An expert on German Constitutional Law and it the conditions surrounding its breakdown, Friedrich supported representative democracy. He strongly opposed direct democracy, however, particularly the use (or misuse) of referendums as leading to totalitarianism. He stressed the necessity for maintaining the rule of law, supplemented by a strong infrastructure of civil institutions, and was highly suspicious of grass-roots popular movements.
During World War II, Friedrich helped found the School of Overseas Administration to train officers for military work abroad and served as its director from 1943-46. He also served on the Executive Committee of the Council for Democracy, concerned with convincing the American people of the necessity for fighting totalitarianism and with strengthening national morale.
Friedrich, who was arguably the most knowledgeable scholar in his field (of German Constitutional history) of his time, was endowed with a healthy self regard. Indeed some of his colleagues at Harvard regarded him as a "somewhat hybristic person who was overly confident of his own ablities
Friedrich was the author of an article "Poison in Our System" for the June 1941 issue of the Atlantic Monthly, criticizing Songs For John Doe, an album of songs against Roosevelt's peacetime draft (issued in May, 1941, before Hitler's Germany had declared war on us), by the Almanac Singers, who included the then twenty-one-year-old Pete Seeger, performing under the pseudonymn 'Pete Bowers'. Friedrich was apparently as alarmed by the potential for uncontrolled spread of such topical songs as he was by their (fairly innocuous by our standards) content and opined that "mere" legal suppression would be an inadequate antidote, calling for the establishment of civilian pressure groups to conduct a cultural Freikorps as a countermeasure:
These recordings are distributed under the innocuous appeal: "Sing out for Peace". Yet they are strictly subversive and illegal. . . The three records sell for one dollar and you are asked to "play them in your home, play them in your union hall, take them back to your people." Probably some of these songs fall under the criminal provisions of the Selective Service Act, and to that extent it is a matter for the Attorney-General. But you never can handle situations of this kind democratically by mere suppression. Unless civic groups and individuals will make a determined effort to counteract such appeals by equally effective methods, democratic morale will decline.

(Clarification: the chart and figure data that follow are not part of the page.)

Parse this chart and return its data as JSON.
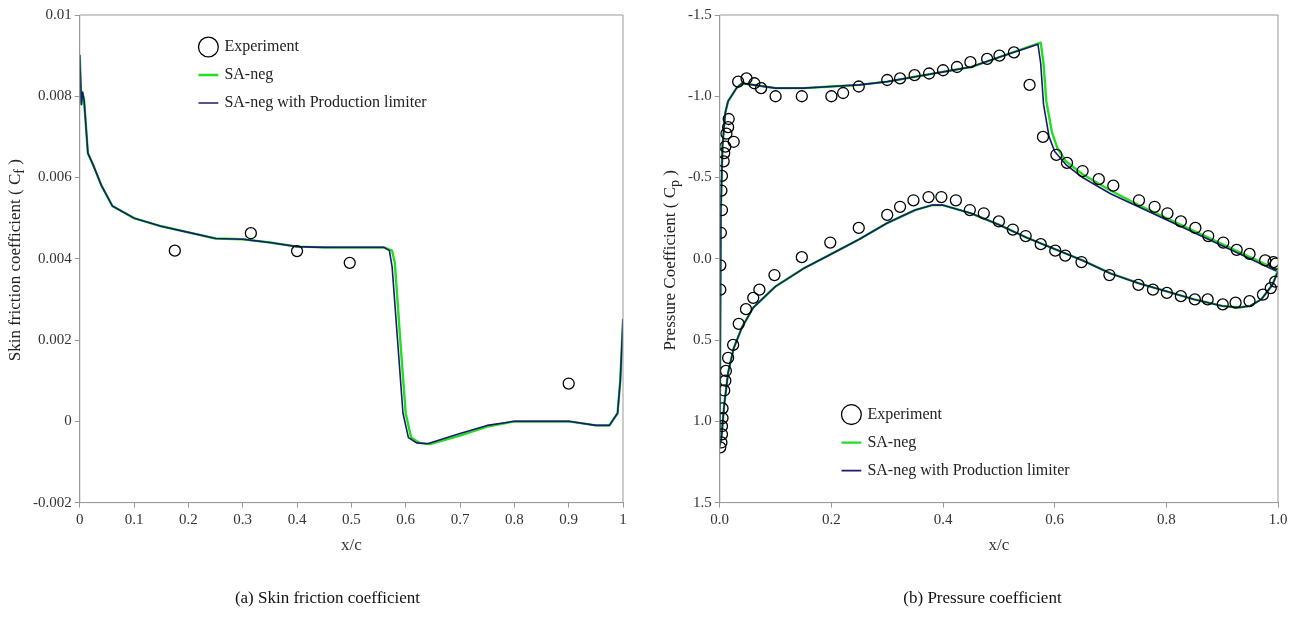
{
  "chart_data": [
    {
      "type": "line",
      "xlabel": "x/c",
      "ylabel": "Skin friction coefficient ( C$_{f}$ )",
      "xlim": [
        0,
        1
      ],
      "ylim": [
        -0.002,
        0.01
      ],
      "xticks": [
        0,
        0.1,
        0.2,
        0.3,
        0.4,
        0.5,
        0.6,
        0.7,
        0.8,
        0.9,
        1
      ],
      "yticks": [
        -0.002,
        0,
        0.002,
        0.004,
        0.006,
        0.008,
        0.01
      ],
      "grid": false,
      "legend": "top",
      "annotations": [
        "(a) Skin friction coefficient"
      ],
      "series": [
        {
          "name": "Experiment",
          "type": "scatter",
          "marker": "circle",
          "color": "#000000",
          "x": [
            0.175,
            0.315,
            0.4,
            0.497,
            0.9
          ],
          "values": [
            0.0042,
            0.00463,
            0.00419,
            0.0039,
            0.00093
          ]
        },
        {
          "name": "SA-neg",
          "type": "line",
          "marker": "none",
          "color": "#22dd22",
          "x": [
            0,
            0.003,
            0.005,
            0.008,
            0.015,
            0.025,
            0.04,
            0.06,
            0.1,
            0.15,
            0.2,
            0.25,
            0.3,
            0.35,
            0.4,
            0.45,
            0.5,
            0.56,
            0.575,
            0.58,
            0.59,
            0.6,
            0.61,
            0.625,
            0.645,
            0.7,
            0.75,
            0.8,
            0.85,
            0.9,
            0.95,
            0.975,
            0.99,
            0.995,
            1
          ],
          "values": [
            0.009,
            0.0078,
            0.0081,
            0.0079,
            0.0066,
            0.0063,
            0.0058,
            0.0053,
            0.005,
            0.0048,
            0.00465,
            0.0045,
            0.00448,
            0.0044,
            0.0043,
            0.00428,
            0.00428,
            0.00428,
            0.0042,
            0.0039,
            0.002,
            0.0002,
            -0.0004,
            -0.00053,
            -0.00056,
            -0.00035,
            -0.00013,
            0,
            0,
            0,
            -0.0001,
            -0.0001,
            0.0002,
            0.001,
            0.0025
          ]
        },
        {
          "name": "SA-neg with Production limiter",
          "type": "line",
          "marker": "none",
          "color": "#1a1a6e",
          "x": [
            0,
            0.003,
            0.005,
            0.008,
            0.015,
            0.025,
            0.04,
            0.06,
            0.1,
            0.15,
            0.2,
            0.25,
            0.3,
            0.35,
            0.4,
            0.45,
            0.5,
            0.56,
            0.57,
            0.575,
            0.585,
            0.595,
            0.605,
            0.62,
            0.64,
            0.7,
            0.75,
            0.8,
            0.85,
            0.9,
            0.95,
            0.975,
            0.99,
            0.995,
            1
          ],
          "values": [
            0.009,
            0.0078,
            0.0081,
            0.0079,
            0.0066,
            0.0063,
            0.0058,
            0.0053,
            0.005,
            0.0048,
            0.00465,
            0.0045,
            0.00448,
            0.0044,
            0.0043,
            0.00428,
            0.00428,
            0.00428,
            0.0042,
            0.0038,
            0.002,
            0.0002,
            -0.0004,
            -0.00053,
            -0.00055,
            -0.0003,
            -0.0001,
            0,
            0,
            0,
            -0.0001,
            -0.0001,
            0.0002,
            0.001,
            0.0025
          ]
        }
      ]
    },
    {
      "type": "line",
      "xlabel": "x/c",
      "ylabel": "Pressure Coefficient ( C$_{p}$ )",
      "xlim": [
        0,
        1
      ],
      "ylim": [
        1.5,
        -1.5
      ],
      "xticks": [
        {
          "value": 0,
          "label": "0.0"
        },
        0.2,
        0.4,
        0.6,
        0.8,
        {
          "value": 1,
          "label": "1.0"
        }
      ],
      "yticks": [
        -1.5,
        {
          "value": -1,
          "label": "-1.0"
        },
        -0.5,
        {
          "value": 0,
          "label": "0.0"
        },
        0.5,
        {
          "value": 1,
          "label": "1.0"
        },
        1.5
      ],
      "grid": false,
      "legend": "bottom",
      "annotations": [
        "(b) Pressure coefficient"
      ],
      "series": [
        {
          "name": "Experiment",
          "type": "scatter",
          "marker": "circle",
          "color": "#000000",
          "x": [
            0.555,
            0.527,
            0.579,
            0.603,
            0.622,
            0.65,
            0.679,
            0.705,
            0.751,
            0.779,
            0.802,
            0.826,
            0.852,
            0.875,
            0.902,
            0.926,
            0.949,
            0.977,
            0.996,
            0.001,
            0.001,
            0.002,
            0.004,
            0.003,
            0.004,
            0.007,
            0.008,
            0.01,
            0.012,
            0.015,
            0.016,
            0.025,
            0.033,
            0.048,
            0.062,
            0.074,
            0.1,
            0.147,
            0.2,
            0.221,
            0.249,
            0.3,
            0.323,
            0.349,
            0.375,
            0.4,
            0.425,
            0.449,
            0.479,
            0.501,
            0.001,
            0.003,
            0.004,
            0.004,
            0.005,
            0.005,
            0.008,
            0.01,
            0.011,
            0.015,
            0.024,
            0.034,
            0.047,
            0.06,
            0.071,
            0.098,
            0.147,
            0.198,
            0.249,
            0.3,
            0.323,
            0.347,
            0.374,
            0.397,
            0.423,
            0.448,
            0.473,
            0.5,
            0.525,
            0.548,
            0.575,
            0.601,
            0.619,
            0.648,
            0.698,
            0.75,
            0.776,
            0.801,
            0.826,
            0.851,
            0.874,
            0.901,
            0.924,
            0.949,
            0.973,
            0.987,
            0.995,
            0.992
          ],
          "values": [
            -1.07,
            -1.27,
            -0.75,
            -0.64,
            -0.59,
            -0.54,
            -0.49,
            -0.45,
            -0.36,
            -0.32,
            -0.28,
            -0.23,
            -0.19,
            -0.14,
            -0.1,
            -0.055,
            -0.03,
            0.01,
            0.03,
            0.04,
            0.19,
            -0.16,
            -0.3,
            -0.42,
            -0.51,
            -0.6,
            -0.65,
            -0.69,
            -0.77,
            -0.81,
            -0.86,
            -0.72,
            -1.09,
            -1.11,
            -1.08,
            -1.05,
            -1,
            -1,
            -1,
            -1.02,
            -1.06,
            -1.1,
            -1.11,
            -1.13,
            -1.14,
            -1.16,
            -1.18,
            -1.21,
            -1.23,
            -1.25,
            1.16,
            1.13,
            1.08,
            1.03,
            0.98,
            0.92,
            0.81,
            0.75,
            0.69,
            0.61,
            0.53,
            0.4,
            0.31,
            0.24,
            0.19,
            0.1,
            -0.01,
            -0.1,
            -0.19,
            -0.27,
            -0.32,
            -0.36,
            -0.38,
            -0.38,
            -0.36,
            -0.3,
            -0.28,
            -0.23,
            -0.18,
            -0.14,
            -0.09,
            -0.05,
            -0.02,
            0.02,
            0.1,
            0.16,
            0.19,
            0.21,
            0.23,
            0.25,
            0.25,
            0.28,
            0.27,
            0.26,
            0.22,
            0.18,
            0.14,
            0.02
          ]
        },
        {
          "name": "SA-neg",
          "type": "line",
          "marker": "none",
          "color": "#22dd22",
          "x": [
            0,
            0.002,
            0.005,
            0.01,
            0.015,
            0.03,
            0.04,
            0.06,
            0.1,
            0.15,
            0.2,
            0.25,
            0.3,
            0.35,
            0.4,
            0.45,
            0.5,
            0.575,
            0.58,
            0.585,
            0.595,
            0.605,
            0.62,
            0.65,
            0.7,
            0.75,
            0.8,
            0.85,
            0.9,
            0.95,
            1
          ],
          "values": [
            1.15,
            -0.3,
            -0.7,
            -0.9,
            -0.97,
            -1.05,
            -1.08,
            -1.07,
            -1.05,
            -1.05,
            -1.06,
            -1.07,
            -1.09,
            -1.12,
            -1.15,
            -1.18,
            -1.24,
            -1.33,
            -1.2,
            -0.97,
            -0.78,
            -0.68,
            -0.6,
            -0.52,
            -0.42,
            -0.33,
            -0.25,
            -0.17,
            -0.09,
            -0.01,
            0.07
          ]
        },
        {
          "name": "SA-neg with Production limiter",
          "type": "line",
          "marker": "none",
          "color": "#1a1a6e",
          "x": [
            0,
            0.002,
            0.005,
            0.01,
            0.015,
            0.03,
            0.04,
            0.06,
            0.1,
            0.15,
            0.2,
            0.25,
            0.3,
            0.35,
            0.4,
            0.45,
            0.5,
            0.57,
            0.575,
            0.58,
            0.59,
            0.6,
            0.62,
            0.65,
            0.7,
            0.75,
            0.8,
            0.85,
            0.9,
            0.95,
            1
          ],
          "values": [
            1.15,
            -0.3,
            -0.7,
            -0.9,
            -0.97,
            -1.05,
            -1.08,
            -1.07,
            -1.05,
            -1.05,
            -1.06,
            -1.07,
            -1.09,
            -1.12,
            -1.15,
            -1.18,
            -1.24,
            -1.32,
            -1.2,
            -0.95,
            -0.75,
            -0.66,
            -0.58,
            -0.5,
            -0.4,
            -0.32,
            -0.24,
            -0.16,
            -0.08,
            0,
            0.08
          ]
        },
        {
          "type": "line",
          "marker": "none",
          "color": "#22dd22",
          "x": [
            0,
            0.003,
            0.008,
            0.015,
            0.025,
            0.04,
            0.06,
            0.1,
            0.15,
            0.2,
            0.25,
            0.3,
            0.35,
            0.38,
            0.4,
            0.45,
            0.5,
            0.55,
            0.6,
            0.65,
            0.7,
            0.75,
            0.8,
            0.85,
            0.9,
            0.93,
            0.95,
            0.97,
            0.99,
            1
          ],
          "values": [
            1.15,
            1.1,
            0.9,
            0.7,
            0.55,
            0.42,
            0.3,
            0.17,
            0.06,
            -0.03,
            -0.12,
            -0.22,
            -0.3,
            -0.33,
            -0.33,
            -0.28,
            -0.21,
            -0.13,
            -0.06,
            0.01,
            0.09,
            0.15,
            0.2,
            0.25,
            0.29,
            0.3,
            0.29,
            0.25,
            0.16,
            0.07
          ]
        },
        {
          "type": "line",
          "marker": "none",
          "color": "#1a1a6e",
          "x": [
            0,
            0.003,
            0.008,
            0.015,
            0.025,
            0.04,
            0.06,
            0.1,
            0.15,
            0.2,
            0.25,
            0.3,
            0.35,
            0.38,
            0.4,
            0.45,
            0.5,
            0.55,
            0.6,
            0.65,
            0.7,
            0.75,
            0.8,
            0.85,
            0.9,
            0.93,
            0.95,
            0.97,
            0.99,
            1
          ],
          "values": [
            1.15,
            1.1,
            0.9,
            0.7,
            0.55,
            0.42,
            0.3,
            0.17,
            0.06,
            -0.03,
            -0.12,
            -0.22,
            -0.3,
            -0.33,
            -0.33,
            -0.28,
            -0.21,
            -0.13,
            -0.06,
            0.01,
            0.09,
            0.15,
            0.2,
            0.25,
            0.29,
            0.3,
            0.29,
            0.25,
            0.16,
            0.08
          ]
        }
      ]
    }
  ]
}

From 1946-48 Professor Friedrich served as Constitutional and Governmental Affairs Adviser to the Military Governor of Germany, General Lucius D. Clay. He advised the American military on the denazification of Occupied Germany and participated in work leading to the drafting of the West German Basic Law and the creation of Germany's States' constitutions. He later advised on the constitutions of Puerto Rico, the Virgin Islands, and Israel, among others. Between 1955-71 Friedrich was Eaton Professor of the Science of Government at Harvard University and Professor of Political Science at the University of Heidelberg from 1956-66. He taught alternately at Harvard and Heidelberg, until his retirement in 1971. He later taught at the University of Manchester and Duke University, among others. He also served as president of the American Political Science Association in 1962 and of the International Political Science Association from 1967-70. In 1967, Friedrich was awarded the Knight Commander's Cross of the German Order of Merit by the President of the Federal Republic of Germany.
Professor Friedrich's many students included such noted political theorists as Judith Shklar, Benjamin Barber, and Zbigniew Brzezinski.